Tom Mountain, who has been hospitalized twice in recent weeks, told the Boston Globe on Saturday he regrets attending the Dec. 9 event, over the objections of his wife.
“I didn’t listen to the warnings of my own family, and now I’m paying the price,” Mountain told the Globe. From the newspaper’s report:
“I was one of those people who thought I would never be a statistic,” he said. “But any large gathering like that where you have people from all over the country, somebody’s bound to have it.”
Now, his wife, son, daughter-in-law, and mother-in-law have also all tested positive for the virus, he said.
“I have to admit I wasn’t the most careful about wearing the face masks,” Mountain said, “but now I’m zealous about it. I have no doubt about their necessity.”
Mountain is a right-wing Republican in the country’s most heavily Democratic state. A resident of Newton, a Boston suburb, he lamented on a local news site that Jews who supported President Donald Trump were made to feel unwelcome in his town’s non-Orthodox synagogues.
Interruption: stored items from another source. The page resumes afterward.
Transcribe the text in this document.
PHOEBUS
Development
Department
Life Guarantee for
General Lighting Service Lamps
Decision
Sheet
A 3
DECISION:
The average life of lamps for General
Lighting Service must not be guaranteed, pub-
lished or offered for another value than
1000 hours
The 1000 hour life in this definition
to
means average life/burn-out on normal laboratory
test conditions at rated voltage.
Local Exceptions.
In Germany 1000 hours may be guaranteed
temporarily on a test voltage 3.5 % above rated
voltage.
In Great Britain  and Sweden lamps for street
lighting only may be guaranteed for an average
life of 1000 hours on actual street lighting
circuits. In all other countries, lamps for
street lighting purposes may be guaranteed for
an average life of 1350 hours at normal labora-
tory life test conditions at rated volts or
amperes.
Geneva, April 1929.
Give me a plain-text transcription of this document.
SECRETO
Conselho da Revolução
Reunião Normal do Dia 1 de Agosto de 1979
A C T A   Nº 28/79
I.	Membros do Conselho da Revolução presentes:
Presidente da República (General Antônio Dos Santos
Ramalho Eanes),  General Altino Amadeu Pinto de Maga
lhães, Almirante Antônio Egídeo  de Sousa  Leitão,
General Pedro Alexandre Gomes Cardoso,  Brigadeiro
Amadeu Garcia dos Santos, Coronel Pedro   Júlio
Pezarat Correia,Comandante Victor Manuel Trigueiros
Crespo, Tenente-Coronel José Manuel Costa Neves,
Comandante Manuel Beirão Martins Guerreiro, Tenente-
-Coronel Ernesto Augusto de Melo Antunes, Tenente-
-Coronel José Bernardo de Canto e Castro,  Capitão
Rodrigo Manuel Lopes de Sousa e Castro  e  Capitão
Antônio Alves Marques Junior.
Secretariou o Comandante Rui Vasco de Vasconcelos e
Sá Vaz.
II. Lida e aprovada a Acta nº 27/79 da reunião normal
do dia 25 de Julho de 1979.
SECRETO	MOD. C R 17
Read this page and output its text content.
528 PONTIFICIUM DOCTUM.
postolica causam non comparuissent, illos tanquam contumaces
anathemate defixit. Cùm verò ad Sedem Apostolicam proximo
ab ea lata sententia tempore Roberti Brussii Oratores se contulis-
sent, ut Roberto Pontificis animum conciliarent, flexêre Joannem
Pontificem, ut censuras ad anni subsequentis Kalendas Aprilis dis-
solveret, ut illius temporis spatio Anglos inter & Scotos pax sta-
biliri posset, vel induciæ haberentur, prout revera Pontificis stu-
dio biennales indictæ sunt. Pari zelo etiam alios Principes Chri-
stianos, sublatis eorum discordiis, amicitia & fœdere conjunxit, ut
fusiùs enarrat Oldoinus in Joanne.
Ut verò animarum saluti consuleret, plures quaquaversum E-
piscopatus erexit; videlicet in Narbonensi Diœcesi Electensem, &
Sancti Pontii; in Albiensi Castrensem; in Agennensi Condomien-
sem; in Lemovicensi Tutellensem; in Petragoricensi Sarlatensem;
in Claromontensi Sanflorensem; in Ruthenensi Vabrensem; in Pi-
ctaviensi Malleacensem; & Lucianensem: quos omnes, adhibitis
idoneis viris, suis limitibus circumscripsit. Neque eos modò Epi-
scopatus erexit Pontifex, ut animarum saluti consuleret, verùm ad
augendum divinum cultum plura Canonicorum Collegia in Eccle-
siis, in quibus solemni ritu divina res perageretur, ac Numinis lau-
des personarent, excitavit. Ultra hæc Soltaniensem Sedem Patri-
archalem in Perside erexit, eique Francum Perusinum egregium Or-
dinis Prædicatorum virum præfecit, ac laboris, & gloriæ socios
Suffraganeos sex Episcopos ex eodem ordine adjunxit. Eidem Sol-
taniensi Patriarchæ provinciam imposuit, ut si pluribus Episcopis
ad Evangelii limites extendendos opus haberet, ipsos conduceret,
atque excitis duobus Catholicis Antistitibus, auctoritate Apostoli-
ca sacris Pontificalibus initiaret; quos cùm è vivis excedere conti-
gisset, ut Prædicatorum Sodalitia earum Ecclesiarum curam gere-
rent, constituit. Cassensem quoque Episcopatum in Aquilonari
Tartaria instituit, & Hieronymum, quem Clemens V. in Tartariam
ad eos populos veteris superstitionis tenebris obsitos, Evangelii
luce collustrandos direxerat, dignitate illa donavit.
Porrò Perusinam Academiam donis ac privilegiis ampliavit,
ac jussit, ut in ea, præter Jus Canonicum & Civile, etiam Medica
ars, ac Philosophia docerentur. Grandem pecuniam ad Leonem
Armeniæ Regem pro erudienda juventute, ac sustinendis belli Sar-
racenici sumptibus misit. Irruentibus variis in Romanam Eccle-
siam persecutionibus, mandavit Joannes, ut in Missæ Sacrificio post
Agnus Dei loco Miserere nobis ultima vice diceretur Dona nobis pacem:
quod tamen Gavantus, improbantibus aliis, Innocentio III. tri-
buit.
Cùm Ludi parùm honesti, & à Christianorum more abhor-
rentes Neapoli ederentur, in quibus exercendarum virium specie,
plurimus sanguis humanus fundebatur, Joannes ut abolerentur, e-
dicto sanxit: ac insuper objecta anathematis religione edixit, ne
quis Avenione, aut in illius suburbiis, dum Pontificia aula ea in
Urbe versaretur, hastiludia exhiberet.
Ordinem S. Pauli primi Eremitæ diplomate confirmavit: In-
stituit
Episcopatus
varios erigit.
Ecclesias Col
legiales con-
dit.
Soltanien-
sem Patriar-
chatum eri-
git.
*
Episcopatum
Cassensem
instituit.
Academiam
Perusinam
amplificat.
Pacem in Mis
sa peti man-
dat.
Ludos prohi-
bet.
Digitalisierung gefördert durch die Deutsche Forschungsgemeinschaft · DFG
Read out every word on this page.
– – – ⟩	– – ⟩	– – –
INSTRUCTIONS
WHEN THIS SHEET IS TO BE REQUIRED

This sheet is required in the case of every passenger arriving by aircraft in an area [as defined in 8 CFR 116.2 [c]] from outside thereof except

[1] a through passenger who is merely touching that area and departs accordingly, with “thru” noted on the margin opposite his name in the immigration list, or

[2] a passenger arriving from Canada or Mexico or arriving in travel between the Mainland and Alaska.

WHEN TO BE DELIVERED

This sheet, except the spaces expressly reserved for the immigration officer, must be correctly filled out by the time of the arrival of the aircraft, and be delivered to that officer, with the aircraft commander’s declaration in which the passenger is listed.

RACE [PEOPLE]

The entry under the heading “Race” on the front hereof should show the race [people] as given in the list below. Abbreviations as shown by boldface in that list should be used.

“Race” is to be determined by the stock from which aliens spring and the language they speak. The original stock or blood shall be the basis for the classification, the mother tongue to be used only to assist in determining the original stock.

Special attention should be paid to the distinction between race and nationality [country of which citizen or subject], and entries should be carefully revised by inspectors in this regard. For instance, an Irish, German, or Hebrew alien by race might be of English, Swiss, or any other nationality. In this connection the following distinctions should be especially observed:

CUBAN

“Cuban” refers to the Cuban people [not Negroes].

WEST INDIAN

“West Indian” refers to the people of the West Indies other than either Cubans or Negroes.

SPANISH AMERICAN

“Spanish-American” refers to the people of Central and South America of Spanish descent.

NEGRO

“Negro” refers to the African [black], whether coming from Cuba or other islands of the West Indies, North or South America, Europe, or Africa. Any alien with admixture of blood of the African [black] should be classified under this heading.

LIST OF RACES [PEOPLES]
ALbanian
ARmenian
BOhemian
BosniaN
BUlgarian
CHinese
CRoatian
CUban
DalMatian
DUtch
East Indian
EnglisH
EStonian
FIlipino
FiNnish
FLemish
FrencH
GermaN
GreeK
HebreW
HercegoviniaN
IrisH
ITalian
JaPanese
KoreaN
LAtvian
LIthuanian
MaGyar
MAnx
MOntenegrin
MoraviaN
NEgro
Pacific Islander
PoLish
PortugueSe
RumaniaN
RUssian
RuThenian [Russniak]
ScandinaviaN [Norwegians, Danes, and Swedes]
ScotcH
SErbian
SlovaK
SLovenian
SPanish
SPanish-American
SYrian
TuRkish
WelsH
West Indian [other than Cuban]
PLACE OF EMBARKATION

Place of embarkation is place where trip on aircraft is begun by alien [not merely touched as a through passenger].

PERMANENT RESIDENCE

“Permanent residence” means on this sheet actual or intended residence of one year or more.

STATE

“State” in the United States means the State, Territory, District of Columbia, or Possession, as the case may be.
Last year, Mountain wore a Trump campaign jacket for the launch event for the Massachusetts Republican Jewish Committee. He told the now-defunct Jewish Advocate that he was impressed at the event to see “Christians and Jews united together to confront the rising anti-Semitism of the Democrats.”
The White House held two in-person Chanukah parties on Dec. 9, even though previous White House events had already been identified as COVID-19 super-spreader events. Many invited guests declined to attend because of the pandemic.
Trump was not at the first party, which Mountain attended, but did make an appearance at the second, where he said he expected to win the election that news networks had called for Democrat Joe Biden more than a month earlier.
Mountain said he began showing symptoms and tested positive on Friday, Dec. 11, just two days after attending the White House event. “No one can ever say for sure exactly where they got it, but I’ll say this: Before the party, I was in perfectly good health,” he told the Globe. “Three days later, I was in the hospital with COVID, and it was all downhill from there.”